Jedes Consent Management Tool am Markt kann Nutzern:innen von Websites, Apps etc. eine Einverständnisabfrage zukommen lassen. Wie bereits erwähnt, ist es jedoch absolut erfolgsentscheidend, die Consent-Anfrage auch an das jeweilige Publikum anzupassen. Weiterhin sollten entsprechende Messages immer klar und verständlich sein, um wirklich rechtssicher zu funktionieren. Demzufolge gilt es auf eine Consent Management Plattform zu setzen, mit der die Nachricht frei angepasst werden kann und die die einfache Möglichkeit verschafft, deutliche Informationen zu vermitteln. Ein guter Einwilligungshinweis hat folgende Eigenschaften:

  • Er informiert die User eindeutig darüber, welche Daten für welche Zwecke gesammelt werden und wer die Informationen erhält.

  • Er gibt Nutzern:innen die Chance, die Zustimmung so einfach wie möglich zu verweigern - und zwar individuell für unterschiedliche Datenverarbeitungszwecke, wie Analysen oder Werbung - ohne vorher angekreuzte Kästchen oder andere Standardeinstellungen für die Zustimmung.

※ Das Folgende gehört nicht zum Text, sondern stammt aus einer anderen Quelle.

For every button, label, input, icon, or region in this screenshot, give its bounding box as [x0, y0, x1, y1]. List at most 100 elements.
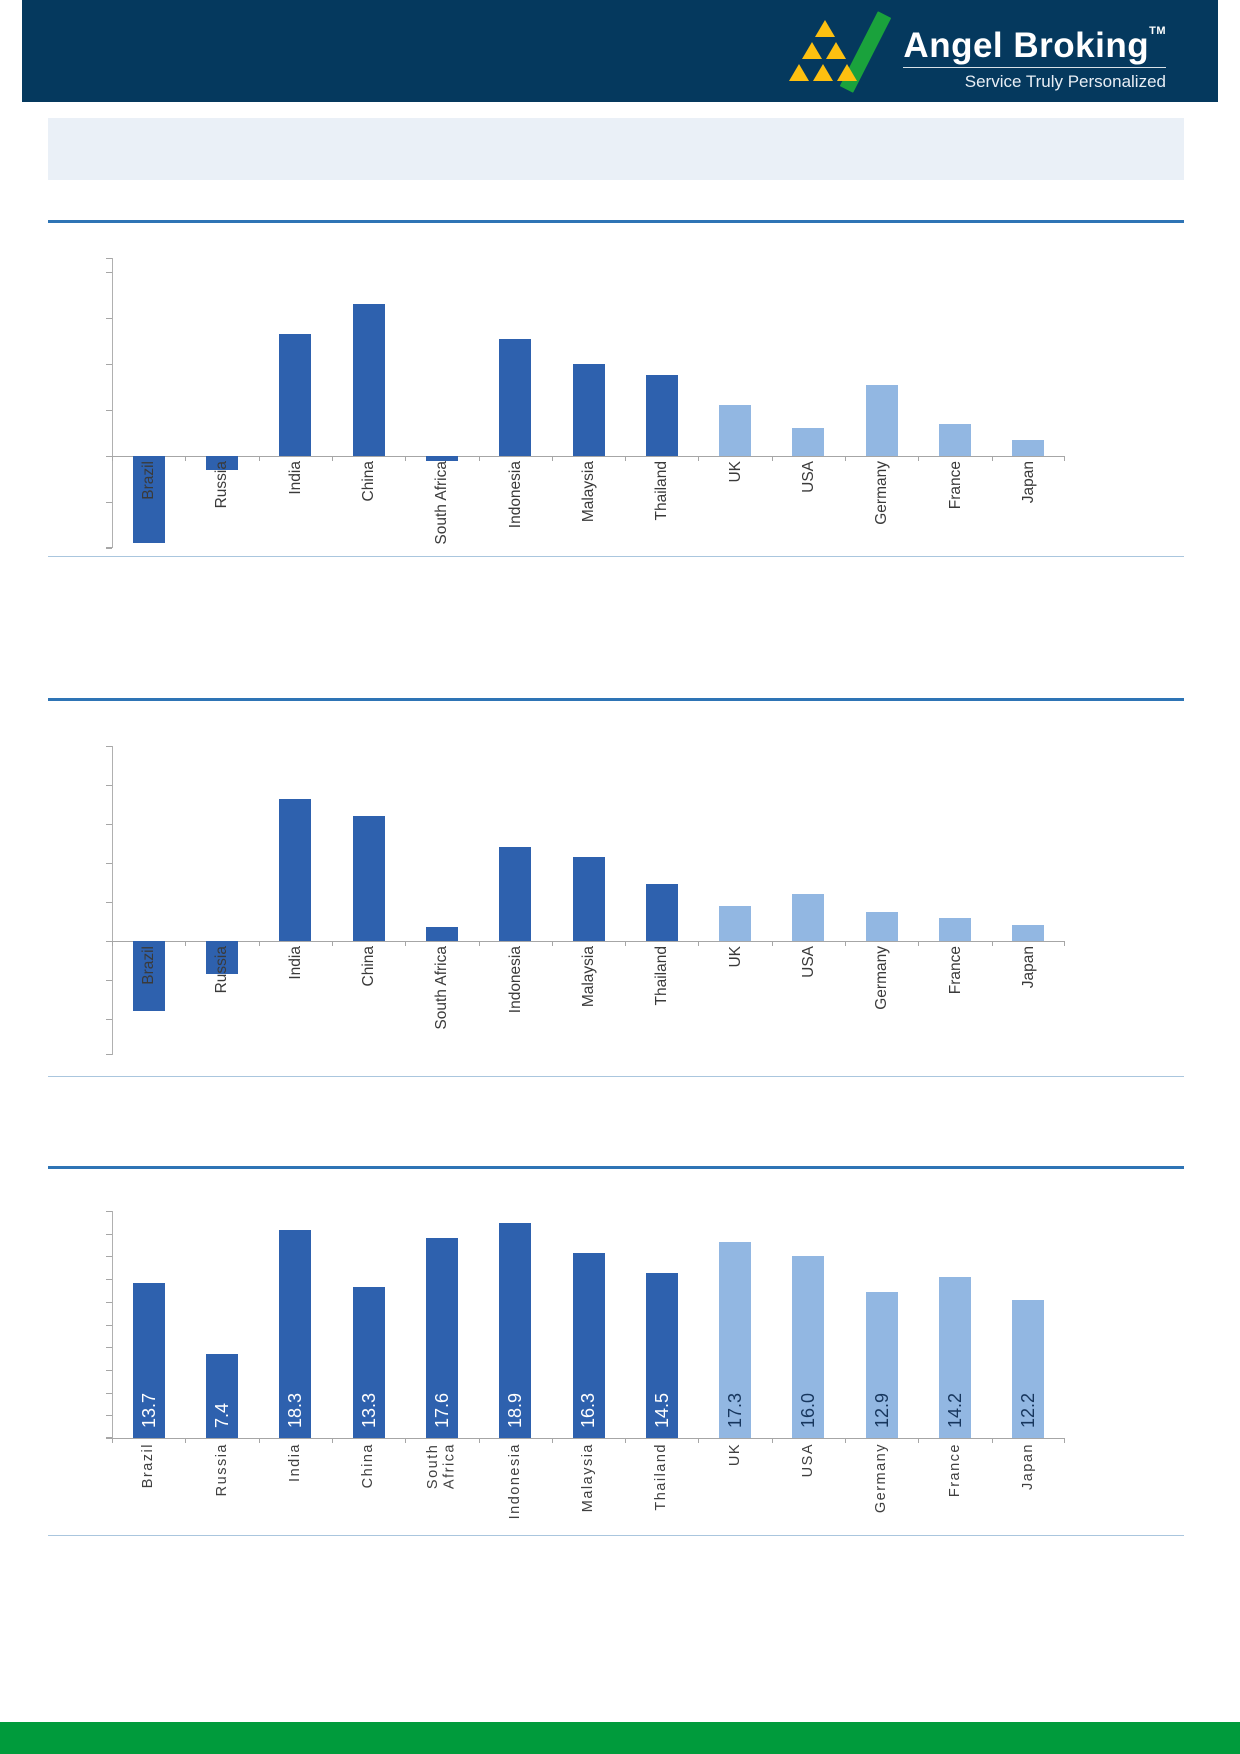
x-axis-tick [771, 940, 773, 946]
bar-indonesia [499, 847, 532, 941]
category-label: Indonesia [506, 945, 524, 1014]
x-axis-tick [991, 1438, 993, 1443]
category-label: South Africa [433, 460, 451, 545]
bar-france [939, 423, 972, 456]
category-label: USA [800, 1443, 817, 1478]
category-label: Germany [873, 460, 891, 525]
category-label-wrap: UK [698, 461, 771, 483]
x-axis-tick [185, 455, 187, 461]
value-label: 17.6 [431, 1392, 452, 1428]
category-label: Thailand [653, 460, 671, 521]
y-axis-tick [106, 1256, 112, 1258]
bar-thailand [645, 375, 678, 456]
y-axis-tick [106, 979, 112, 981]
brand-logo: Angel BrokingTM Service Truly Personaliz… [769, 8, 1166, 93]
category-label: Japan [1019, 460, 1037, 504]
brand-text: Angel BrokingTM Service Truly Personaliz… [903, 8, 1166, 92]
bar-russia [205, 1354, 238, 1438]
bar-malaysia [572, 857, 605, 941]
y-axis-tick [106, 501, 112, 503]
x-axis-tick [991, 455, 993, 461]
footer-band [0, 1722, 1240, 1754]
category-label: USA [799, 460, 817, 493]
y-axis-tick [106, 1301, 112, 1303]
x-axis-tick [1064, 940, 1065, 946]
brand-tagline: Service Truly Personalized [903, 67, 1166, 92]
y-axis [112, 746, 113, 1055]
y-axis-tick [106, 1415, 112, 1417]
x-axis-tick [331, 940, 333, 946]
y-axis-tick [106, 455, 112, 457]
category-label-wrap: Russia [185, 461, 258, 508]
value-label-wrap: 18.9 [479, 1393, 552, 1428]
y-axis-tick [106, 1369, 112, 1371]
y-axis-tick [106, 901, 112, 903]
category-label-wrap: Malaysia [552, 946, 625, 1007]
category-label: South Africa [425, 1443, 458, 1490]
x-axis-tick [698, 455, 700, 461]
x-axis-tick [1064, 1438, 1065, 1443]
x-axis-tick [845, 1438, 847, 1443]
category-label: India [286, 945, 304, 980]
y-axis [112, 1211, 113, 1438]
bar-brazil [132, 1282, 165, 1438]
bar-china [352, 1287, 385, 1438]
value-label-wrap: 16.3 [552, 1393, 625, 1428]
bar-japan [1012, 925, 1045, 941]
value-label-wrap: 13.7 [112, 1393, 185, 1428]
category-label: Brazil [140, 945, 158, 985]
y-axis-tick [106, 317, 112, 319]
category-label-wrap: Thailand [625, 1443, 698, 1511]
bar-china [352, 304, 385, 456]
category-label: Thailand [653, 945, 671, 1006]
x-axis-tick [185, 940, 187, 946]
category-label: Japan [1020, 1443, 1036, 1491]
header-band: Angel BrokingTM Service Truly Personaliz… [22, 0, 1218, 102]
x-axis-tick [478, 940, 480, 946]
bar-uk [719, 905, 752, 941]
value-label: 16.3 [578, 1392, 599, 1428]
category-label-wrap: China [332, 1443, 405, 1488]
value-label-wrap: 13.3 [332, 1393, 405, 1428]
category-label-wrap: Indonesia [479, 461, 552, 528]
category-label: UK [726, 460, 744, 483]
category-label-wrap: Malaysia [552, 1443, 625, 1512]
bar-malaysia [572, 363, 605, 456]
x-axis-tick [478, 455, 480, 461]
value-label-wrap: 7.4 [185, 1403, 258, 1428]
y-axis-tick [106, 940, 112, 942]
bar-germany [865, 384, 898, 456]
bar-south-africa [425, 927, 458, 941]
y-axis-tick [106, 862, 112, 864]
chart-1: Brazil Russia India China South Africa Indone… [106, 258, 1065, 549]
y-axis-cap [106, 1437, 112, 1438]
bar-china [352, 816, 385, 941]
bar-india [279, 333, 312, 456]
logo-triangle-icon [815, 20, 836, 37]
x-axis-line [112, 940, 1065, 942]
value-label: 18.9 [505, 1392, 526, 1428]
category-label-wrap: Germany [845, 1443, 918, 1513]
category-label: China [360, 945, 378, 987]
bar-thailand [645, 884, 678, 941]
x-axis-tick [112, 455, 113, 461]
y-axis-tick [106, 1233, 112, 1235]
x-axis-tick [258, 940, 260, 946]
category-label: Germany [873, 1443, 890, 1514]
category-label-wrap: South Africa [405, 1443, 478, 1489]
x-axis-tick [405, 1438, 407, 1443]
category-label-wrap: India [259, 946, 332, 980]
category-label: Malaysia [579, 460, 597, 523]
x-axis-tick [625, 940, 627, 946]
x-axis-tick [918, 940, 920, 946]
x-axis-tick [991, 940, 993, 946]
x-axis-tick [771, 455, 773, 461]
value-label: 13.3 [358, 1392, 379, 1428]
bar-malaysia [572, 1252, 605, 1438]
category-label: China [360, 460, 378, 502]
y-axis-cap [106, 746, 112, 747]
bar-south-africa [425, 455, 458, 461]
y-axis-tick [106, 1324, 112, 1326]
chart-2: Brazil Russia India China South Africa Indone… [106, 746, 1065, 1055]
x-axis-tick [405, 940, 407, 946]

  • Idealerweise bietet das jeweilige Tool Vorlagen, mithilfe derer klar, prägnant und in einfacher Sprache geschrieben größtmögliche Klarheit gewährleistet werden kann.

  • Außerdem ist es von Vorteil, wenn die Zustimmungshinweise zu einem gewissen Grad personalisiert werden können – zum Beispiel für die typischen Nutzer einzelner Unterseiten – um die Erfolgsquote zu steigern.

Dokumentation und Nachweisbarkeit der Zustimmungen

Zustimmungen zur Datenerhebung sind unbedingt zu dokumentieren. Sie müssen unter anderem im Fall eines Rechtsstreits klar nachweisbar sein. Verschiedene CMPs speichern Einwilligungen unterschiedlich lange. Manche lassen den Zeitraum individuell einstellen, andere verfahren mit festen Werten. Unternehmen sollten also im Vorfeld prüfen, welche Anforderungen sie an eine Dokumentation stellen. Neben den Speicherintervallen sind hier auch noch andere Features, wie Filter oder Export-Funktionen, zu berücksichtigen.

Unterstützung bei der Implementierung und darüber hinaus

Im Service-Bereich bestehen zwischen den Anbietern mitunter große Unterschiede. Es gilt daher vor der Anschaffung eines Consent Management Tools genau zu überlegen, welcher Servicebedarf vorliegt. Bei manchen Lösungen gibt es vielleicht sogar Servicepartner ganz in der Nähe. Ansonsten werden typischerweise Community-Support, Kundendienst per Hotline oder per E-Mail angeboten. Hilfe gibt es in der Regel bei der Einrichtung und/oder der Verwendung der Consent Management Platform.

Anwendungsbereiche und unterstützte Technologien beachten

Einwilligungen zur Datenerhebung und entsprechende Dokumentationen sind längst nicht nur bei Websites erforderlich! Auch Anbieter von Apps oder Spielen, die Informationen von ihren Nutzer:innen abfragen, sind dazu verpflichtet. Die Abdeckung von mobilen Apps und anderen Softwares durch eine CMP ist noch nicht bei allen Betreibern selbstverständlich. Wenn also Programme – welcher Art auch immer – bereitgestellt werden, bei denen personenbezogene Daten in irgendeiner Form ein Thema sind, sollten deren User auch hier hinreichend aufgeklärt werden. Idealerweise schauen Unternehmen dann, dass alle ihre Anwendungen – also sowohl die Webpräsenzen als auch die Apps – mit ein und derselben Consent Management Platform bedient werden können. Natürlich offerieren nicht alle Programme am Markt ein solch breites Anwendungsspektrum.